In consideration of the driving conditions typically encountered in wilderness areas, particularly in regions characterized by plateau and mountainous topography, a set of terrain-weather features, which comprise the coordinate, slope, turning angle, weather condition, and road attribute, was meticulously crafted to accurately depict the actual driving conditions experienced in wilderness environments. Consequently, these features demonstrate exceptional efficacy in predicting travel time in such environments. It is notable that even the currently available urban travel time estimation models yield more precise estimations when applied to plateau and mountainous datasets. This highlights the superior suitability of these features for travel time estimation in wilderness environments, especially in plateau and mountainous settings, compared to the spatio-temporal features typically employed in urban areas. Furthermore, the travel time estimation model based on Transformer benefits from the integration of positional encoding and the multi-head self-attention mechanism, which enhances its capability to effectively capture long-distance dependencies. Therefore, it enables precise travel time estimation, particularly when managing extensive trajectory points. This model notably enhances the estimation precision in plateau and mountainous settings, thereby mitigating the reduced accuracy of current LSTM-based approaches when faced with long sequence inputs. This suggests that the Transformer-based model outperforms the LSTM-based model in estimating travel time in wilderness environments, even when using the same model framework. In addition, the meta-learning strategy employed in this study improves the generalization ability of the proposed model, thereby ensuring its suitability for accurate travel time estimation in more diverse challenging settings.

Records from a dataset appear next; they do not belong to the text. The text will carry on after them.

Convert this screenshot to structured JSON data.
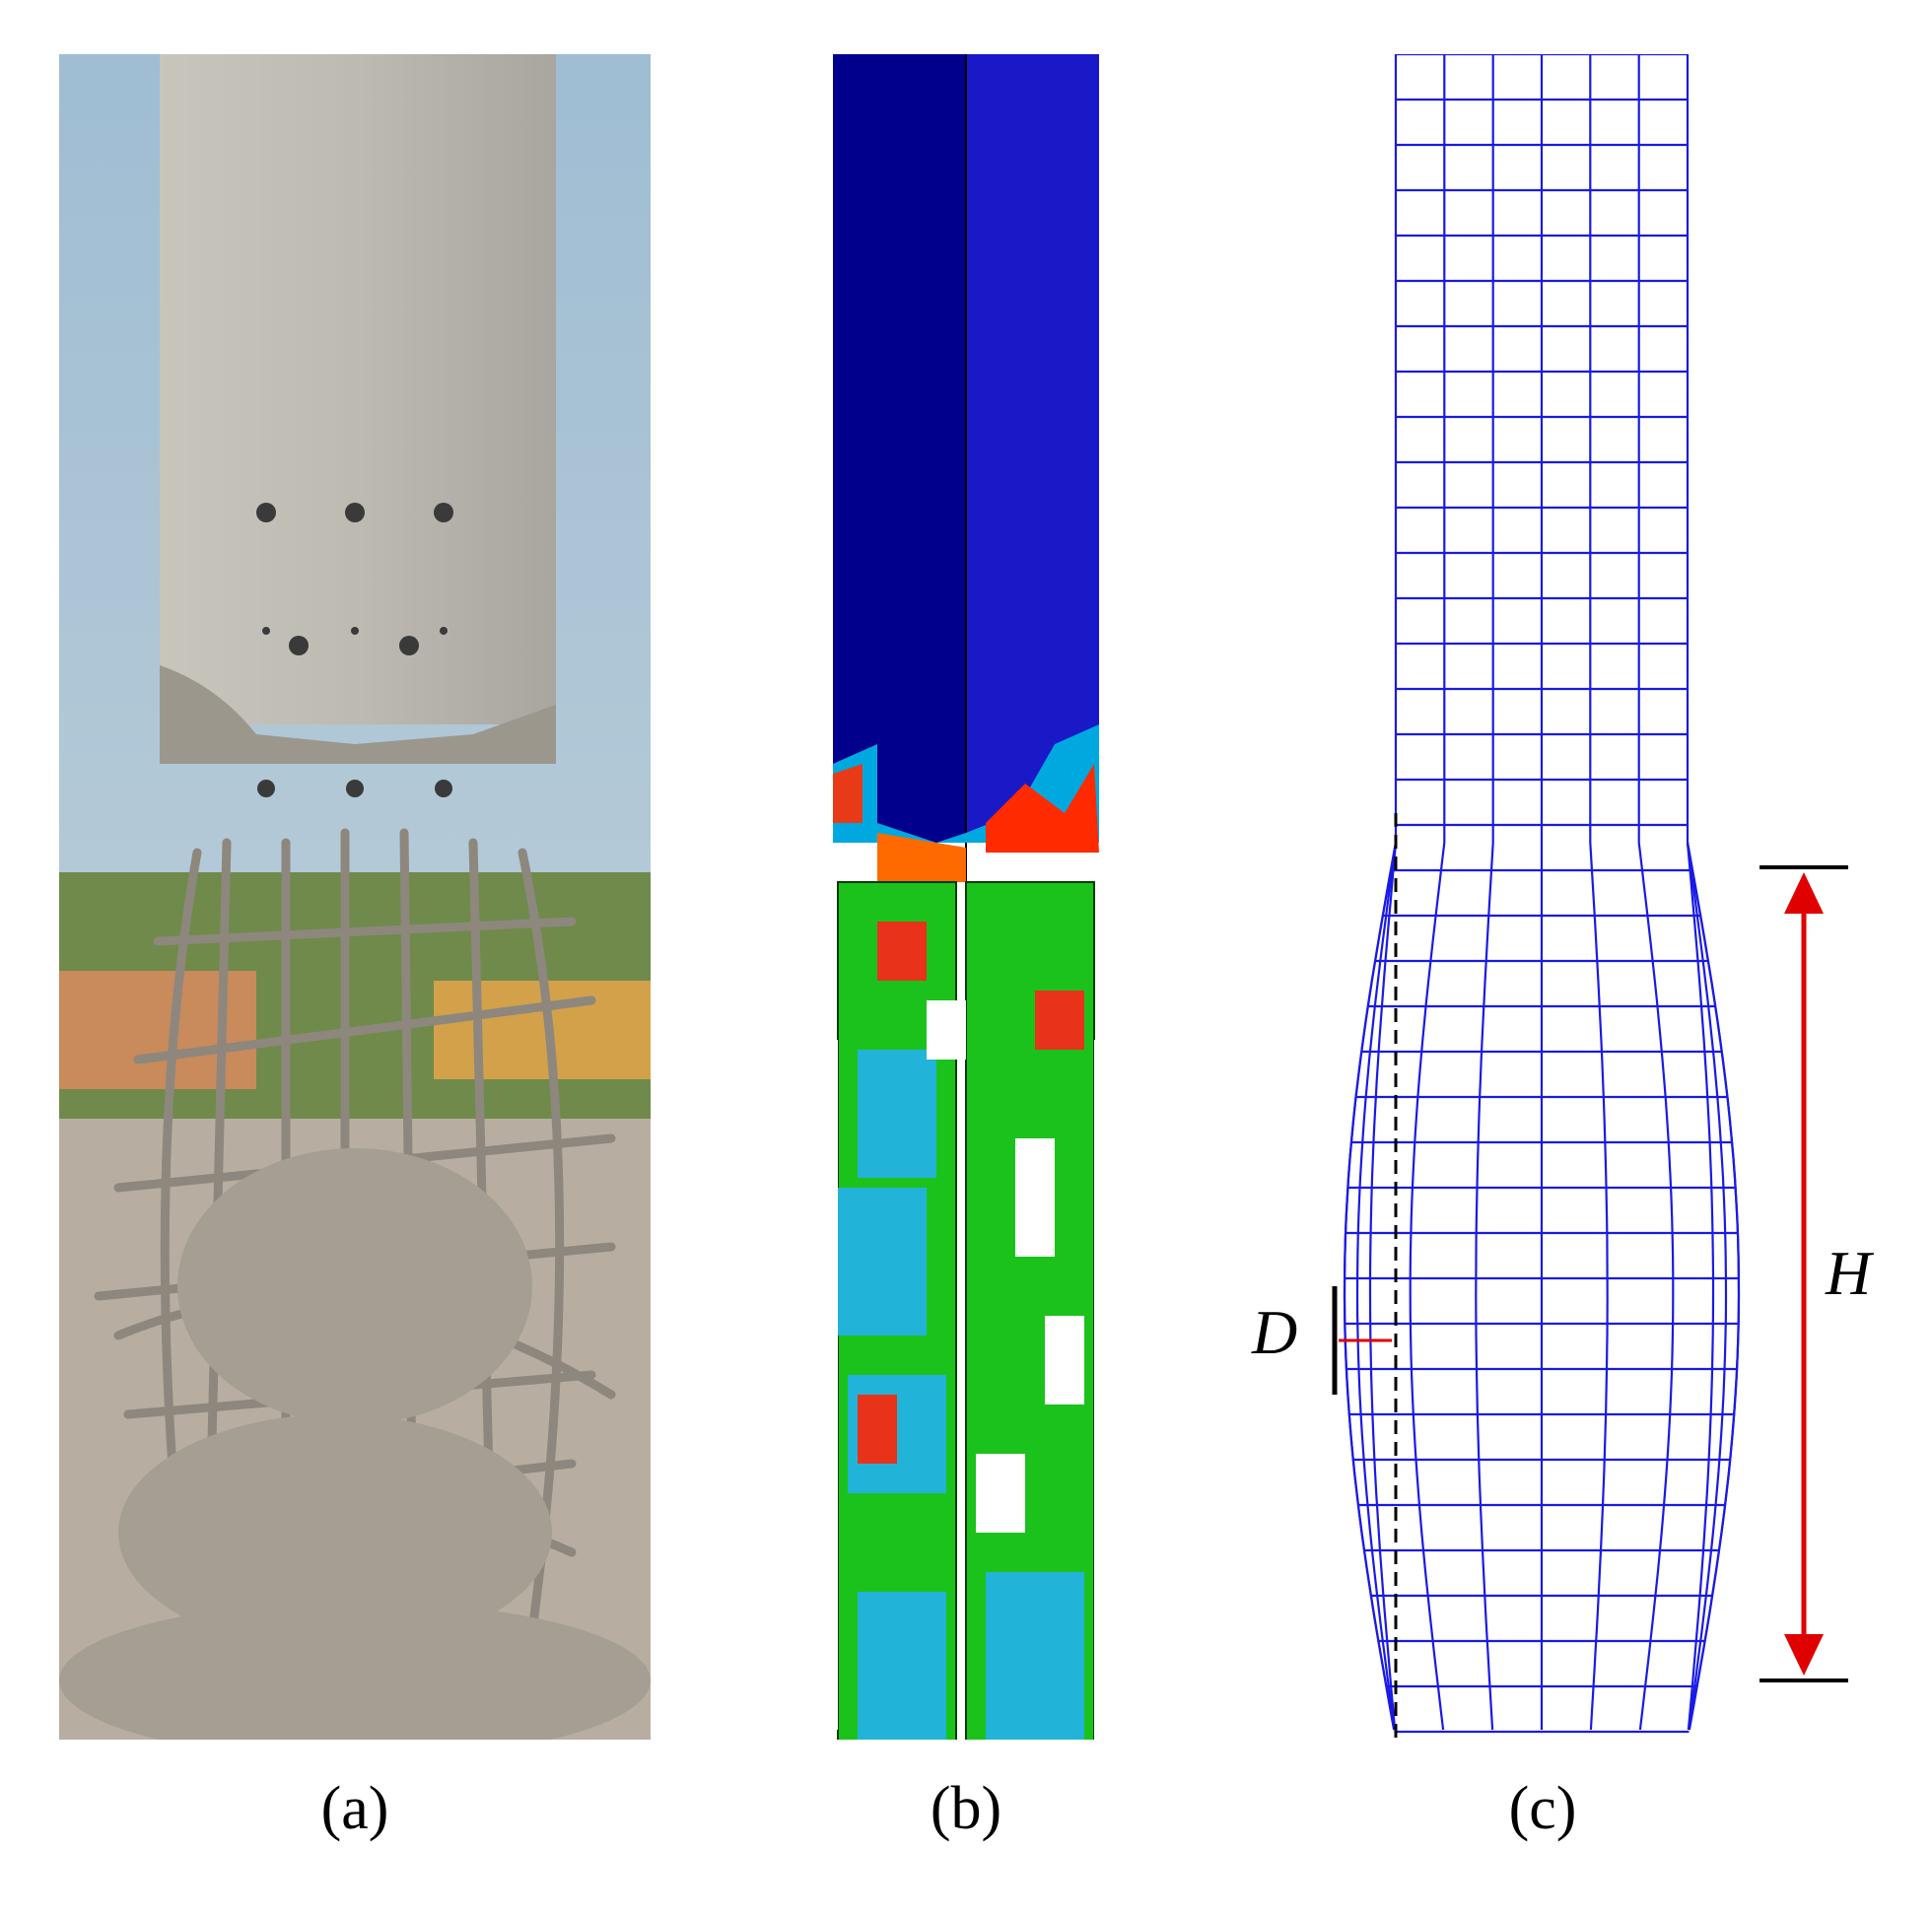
{
  "captions": {
    "a": "(a)",
    "b": "(b)",
    "c": "(c)"
  },
  "annotations": {
    "height_label": "H",
    "bulge_label": "D"
  },
  "colors": {
    "mesh_blue": "#1a1ae6",
    "dimension_red": "#e00000",
    "fem_dark_blue": "#00008c",
    "fem_blue": "#1919c8",
    "sky": "#a9c3d6",
    "concrete": "#bdbab3"
  }
}
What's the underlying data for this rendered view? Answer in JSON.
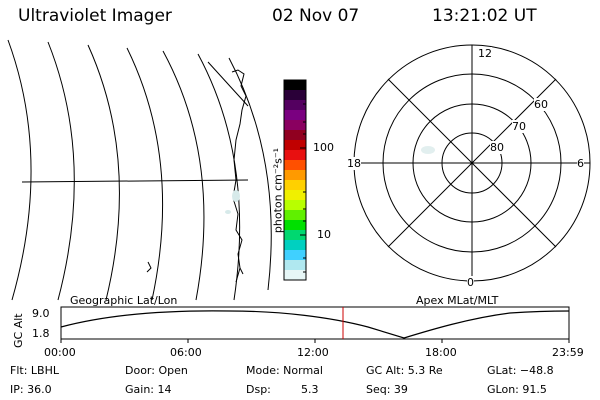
{
  "header": {
    "title": "Ultraviolet Imager",
    "date": "02 Nov 07",
    "time": "13:21:02 UT"
  },
  "colorbar": {
    "label": "photon cm⁻²s⁻¹",
    "ticks": [
      "100",
      "10"
    ],
    "colors": [
      "#000000",
      "#2a0038",
      "#540060",
      "#7a0080",
      "#8a0060",
      "#900020",
      "#c00000",
      "#e81010",
      "#ff5000",
      "#ff9a00",
      "#ffd000",
      "#f0f000",
      "#b8ff00",
      "#60f000",
      "#00e000",
      "#00d870",
      "#00d0c0",
      "#40d0ff",
      "#b0e8f0",
      "#e6f6f6"
    ]
  },
  "polar": {
    "mlt_labels": [
      "12",
      "18",
      "6",
      "0"
    ],
    "lat_labels": [
      "60",
      "70",
      "80"
    ]
  },
  "timeline": {
    "left_label": "Geographic Lat/Lon",
    "right_label": "Apex MLat/MLT",
    "y_axis_title": "GC Alt",
    "y_ticks": [
      "9.0",
      "1.8"
    ],
    "x_ticks": [
      "00:00",
      "06:00",
      "12:00",
      "18:00",
      "23:59"
    ],
    "marker_color": "#cc0000"
  },
  "info": {
    "flt": "Flt: LBHL",
    "door": "Door: Open",
    "mode": "Mode: Normal",
    "gc_alt": "GC Alt: 5.3 Re",
    "glat": "GLat: −48.8",
    "ip": "IP: 36.0",
    "gain": "Gain: 14",
    "dsp_label": "Dsp:",
    "dsp_value": "5.3",
    "seq": "Seq: 39",
    "glon": "GLon:  91.5"
  }
}
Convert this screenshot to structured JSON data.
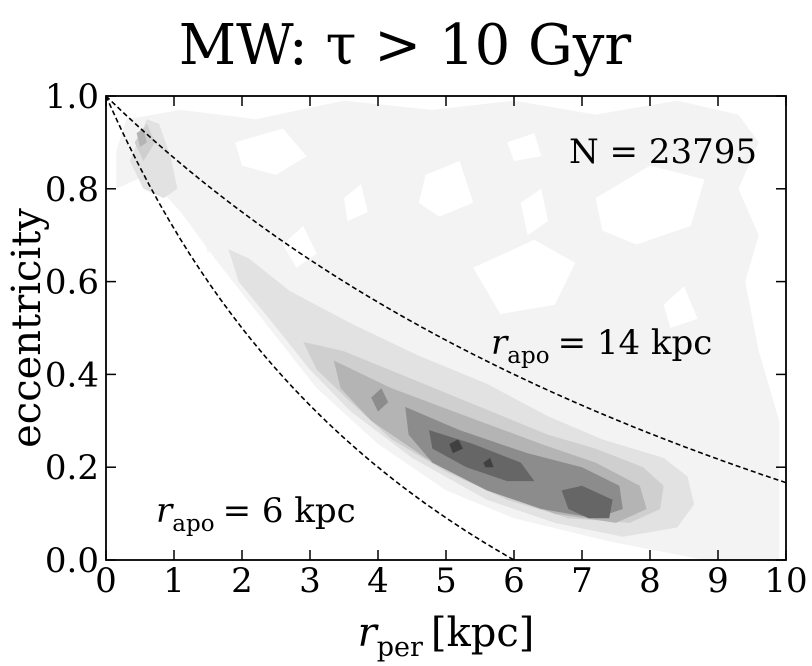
{
  "chart_data": {
    "type": "heatmap",
    "title": "MW: τ > 10 Gyr",
    "xlabel": "r_per [kpc]",
    "xlabel_main": "r",
    "xlabel_sub": "per",
    "xlabel_unit": "[kpc]",
    "ylabel": "eccentricity",
    "xlim": [
      0,
      10
    ],
    "ylim": [
      0,
      1.0
    ],
    "x_ticks": [
      0,
      1,
      2,
      3,
      4,
      5,
      6,
      7,
      8,
      9,
      10
    ],
    "x_tick_labels": [
      "0",
      "1",
      "2",
      "3",
      "4",
      "5",
      "6",
      "7",
      "8",
      "9",
      "10"
    ],
    "y_ticks": [
      0,
      0.2,
      0.4,
      0.6,
      0.8,
      1.0
    ],
    "y_tick_labels": [
      "0.0",
      "0.2",
      "0.4",
      "0.6",
      "0.8",
      "1.0"
    ],
    "grid": false,
    "annotations": {
      "count": "N = 23795",
      "curve_outer_label_main": "r",
      "curve_outer_label_sub": "apo",
      "curve_outer_label_value": "= 14 kpc",
      "curve_inner_label_main": "r",
      "curve_inner_label_sub": "apo",
      "curve_inner_label_value": "= 6 kpc"
    },
    "curves": [
      {
        "r_apo": 14,
        "style": "dashed",
        "color": "#000000"
      },
      {
        "r_apo": 6,
        "style": "dashed",
        "color": "#000000"
      }
    ],
    "density_levels": [
      {
        "level": 1,
        "color": "#f3f3f3",
        "polygons": [
          [
            [
              0.15,
              0.88
            ],
            [
              0.3,
              0.95
            ],
            [
              1.1,
              0.97
            ],
            [
              2.2,
              0.95
            ],
            [
              3.5,
              0.99
            ],
            [
              4.8,
              0.97
            ],
            [
              6.0,
              0.99
            ],
            [
              7.2,
              0.96
            ],
            [
              8.4,
              0.99
            ],
            [
              9.3,
              0.96
            ],
            [
              9.6,
              0.9
            ],
            [
              9.3,
              0.8
            ],
            [
              9.6,
              0.7
            ],
            [
              9.4,
              0.6
            ],
            [
              9.6,
              0.45
            ],
            [
              9.9,
              0.3
            ],
            [
              9.9,
              0.0
            ],
            [
              8.8,
              0.0
            ],
            [
              7.4,
              0.04
            ],
            [
              6.0,
              0.09
            ],
            [
              5.0,
              0.15
            ],
            [
              4.0,
              0.25
            ],
            [
              3.1,
              0.37
            ],
            [
              2.4,
              0.5
            ],
            [
              1.6,
              0.65
            ],
            [
              1.1,
              0.75
            ],
            [
              0.6,
              0.83
            ],
            [
              0.15,
              0.8
            ]
          ],
          [
            [
              1.45,
              0.69
            ],
            [
              1.52,
              0.73
            ],
            [
              1.58,
              0.7
            ],
            [
              1.5,
              0.66
            ]
          ]
        ],
        "holes": [
          [
            [
              1.9,
              0.9
            ],
            [
              2.6,
              0.93
            ],
            [
              2.95,
              0.87
            ],
            [
              2.5,
              0.83
            ],
            [
              2.0,
              0.85
            ]
          ],
          [
            [
              3.5,
              0.78
            ],
            [
              3.75,
              0.81
            ],
            [
              3.85,
              0.75
            ],
            [
              3.55,
              0.73
            ]
          ],
          [
            [
              4.7,
              0.83
            ],
            [
              5.2,
              0.86
            ],
            [
              5.4,
              0.77
            ],
            [
              4.9,
              0.74
            ],
            [
              4.6,
              0.77
            ]
          ],
          [
            [
              6.1,
              0.77
            ],
            [
              6.4,
              0.8
            ],
            [
              6.5,
              0.73
            ],
            [
              6.2,
              0.7
            ]
          ],
          [
            [
              5.4,
              0.63
            ],
            [
              6.3,
              0.69
            ],
            [
              6.9,
              0.64
            ],
            [
              6.6,
              0.55
            ],
            [
              5.8,
              0.53
            ]
          ],
          [
            [
              7.2,
              0.78
            ],
            [
              8.0,
              0.85
            ],
            [
              8.8,
              0.82
            ],
            [
              8.6,
              0.72
            ],
            [
              7.8,
              0.68
            ],
            [
              7.3,
              0.71
            ]
          ],
          [
            [
              5.9,
              0.9
            ],
            [
              6.3,
              0.92
            ],
            [
              6.4,
              0.87
            ],
            [
              6.0,
              0.86
            ]
          ],
          [
            [
              8.2,
              0.55
            ],
            [
              8.5,
              0.59
            ],
            [
              8.7,
              0.52
            ],
            [
              8.3,
              0.5
            ]
          ],
          [
            [
              2.6,
              0.68
            ],
            [
              2.9,
              0.72
            ],
            [
              3.1,
              0.66
            ],
            [
              2.8,
              0.63
            ]
          ]
        ]
      },
      {
        "level": 2,
        "color": "#e2e2e2",
        "polygons": [
          [
            [
              0.35,
              0.86
            ],
            [
              0.6,
              0.95
            ],
            [
              0.78,
              0.94
            ],
            [
              0.95,
              0.87
            ],
            [
              1.05,
              0.8
            ],
            [
              0.85,
              0.78
            ],
            [
              0.55,
              0.8
            ]
          ],
          [
            [
              1.8,
              0.67
            ],
            [
              2.1,
              0.65
            ],
            [
              2.7,
              0.58
            ],
            [
              3.6,
              0.51
            ],
            [
              4.6,
              0.44
            ],
            [
              5.6,
              0.38
            ],
            [
              6.5,
              0.31
            ],
            [
              7.3,
              0.26
            ],
            [
              8.2,
              0.22
            ],
            [
              8.55,
              0.18
            ],
            [
              8.65,
              0.12
            ],
            [
              8.4,
              0.07
            ],
            [
              7.6,
              0.05
            ],
            [
              6.6,
              0.08
            ],
            [
              5.6,
              0.13
            ],
            [
              4.5,
              0.22
            ],
            [
              3.6,
              0.32
            ],
            [
              3.0,
              0.41
            ],
            [
              2.4,
              0.52
            ],
            [
              1.95,
              0.6
            ]
          ]
        ]
      },
      {
        "level": 3,
        "color": "#cfcfcf",
        "polygons": [
          [
            [
              0.42,
              0.9
            ],
            [
              0.6,
              0.94
            ],
            [
              0.72,
              0.9
            ],
            [
              0.55,
              0.86
            ]
          ],
          [
            [
              2.9,
              0.47
            ],
            [
              3.5,
              0.45
            ],
            [
              4.5,
              0.39
            ],
            [
              5.5,
              0.33
            ],
            [
              6.5,
              0.27
            ],
            [
              7.2,
              0.24
            ],
            [
              7.9,
              0.2
            ],
            [
              8.2,
              0.16
            ],
            [
              8.15,
              0.11
            ],
            [
              7.7,
              0.08
            ],
            [
              6.8,
              0.09
            ],
            [
              5.9,
              0.13
            ],
            [
              5.0,
              0.19
            ],
            [
              4.2,
              0.26
            ],
            [
              3.6,
              0.34
            ],
            [
              3.1,
              0.41
            ]
          ]
        ]
      },
      {
        "level": 4,
        "color": "#b4b4b4",
        "polygons": [
          [
            [
              0.45,
              0.92
            ],
            [
              0.55,
              0.93
            ],
            [
              0.6,
              0.9
            ],
            [
              0.5,
              0.89
            ]
          ],
          [
            [
              3.35,
              0.43
            ],
            [
              4.2,
              0.37
            ],
            [
              5.3,
              0.31
            ],
            [
              6.4,
              0.25
            ],
            [
              7.2,
              0.21
            ],
            [
              7.85,
              0.16
            ],
            [
              7.95,
              0.11
            ],
            [
              7.5,
              0.08
            ],
            [
              6.6,
              0.1
            ],
            [
              5.7,
              0.15
            ],
            [
              4.7,
              0.22
            ],
            [
              3.9,
              0.3
            ],
            [
              3.45,
              0.37
            ]
          ]
        ]
      },
      {
        "level": 5,
        "color": "#8c8c8c",
        "polygons": [
          [
            [
              3.9,
              0.35
            ],
            [
              4.05,
              0.37
            ],
            [
              4.15,
              0.34
            ],
            [
              4.0,
              0.32
            ]
          ],
          [
            [
              4.4,
              0.33
            ],
            [
              5.2,
              0.28
            ],
            [
              6.2,
              0.23
            ],
            [
              7.0,
              0.2
            ],
            [
              7.55,
              0.16
            ],
            [
              7.6,
              0.11
            ],
            [
              7.2,
              0.09
            ],
            [
              6.4,
              0.11
            ],
            [
              5.6,
              0.15
            ],
            [
              4.8,
              0.21
            ],
            [
              4.45,
              0.27
            ]
          ]
        ]
      },
      {
        "level": 6,
        "color": "#666666",
        "polygons": [
          [
            [
              4.75,
              0.28
            ],
            [
              5.4,
              0.25
            ],
            [
              6.1,
              0.21
            ],
            [
              6.3,
              0.17
            ],
            [
              5.9,
              0.17
            ],
            [
              5.3,
              0.2
            ],
            [
              4.8,
              0.24
            ]
          ],
          [
            [
              6.7,
              0.15
            ],
            [
              7.0,
              0.16
            ],
            [
              7.45,
              0.13
            ],
            [
              7.4,
              0.09
            ],
            [
              7.1,
              0.09
            ],
            [
              6.8,
              0.11
            ]
          ]
        ]
      },
      {
        "level": 7,
        "color": "#404040",
        "polygons": [
          [
            [
              5.05,
              0.25
            ],
            [
              5.18,
              0.26
            ],
            [
              5.25,
              0.24
            ],
            [
              5.1,
              0.23
            ]
          ],
          [
            [
              5.55,
              0.21
            ],
            [
              5.65,
              0.22
            ],
            [
              5.7,
              0.2
            ],
            [
              5.58,
              0.2
            ]
          ]
        ]
      }
    ]
  }
}
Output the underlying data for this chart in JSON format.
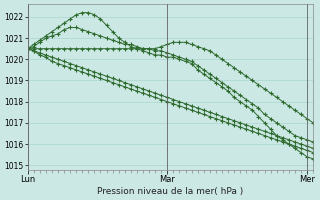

However, the proposed model requires further optimization to reduce complexity to meet real-time navigation requirements. It is therefore recommended that future efforts should prioritize model lightweighting. Additionally, the principal objective of this study was to develop travel time estimation methods that are applicable in plateau and mountainous settings. To enhance the accuracy of time predictions and the broad applicability of estimation methods, it is essential to conduct a more comprehensive analysis of the factors that influence time estimation in diverse environments (e.g., deserts, grasslands, etc.), thereby facilitating the development of travel time estimation solutions applicable to a wider range of environments.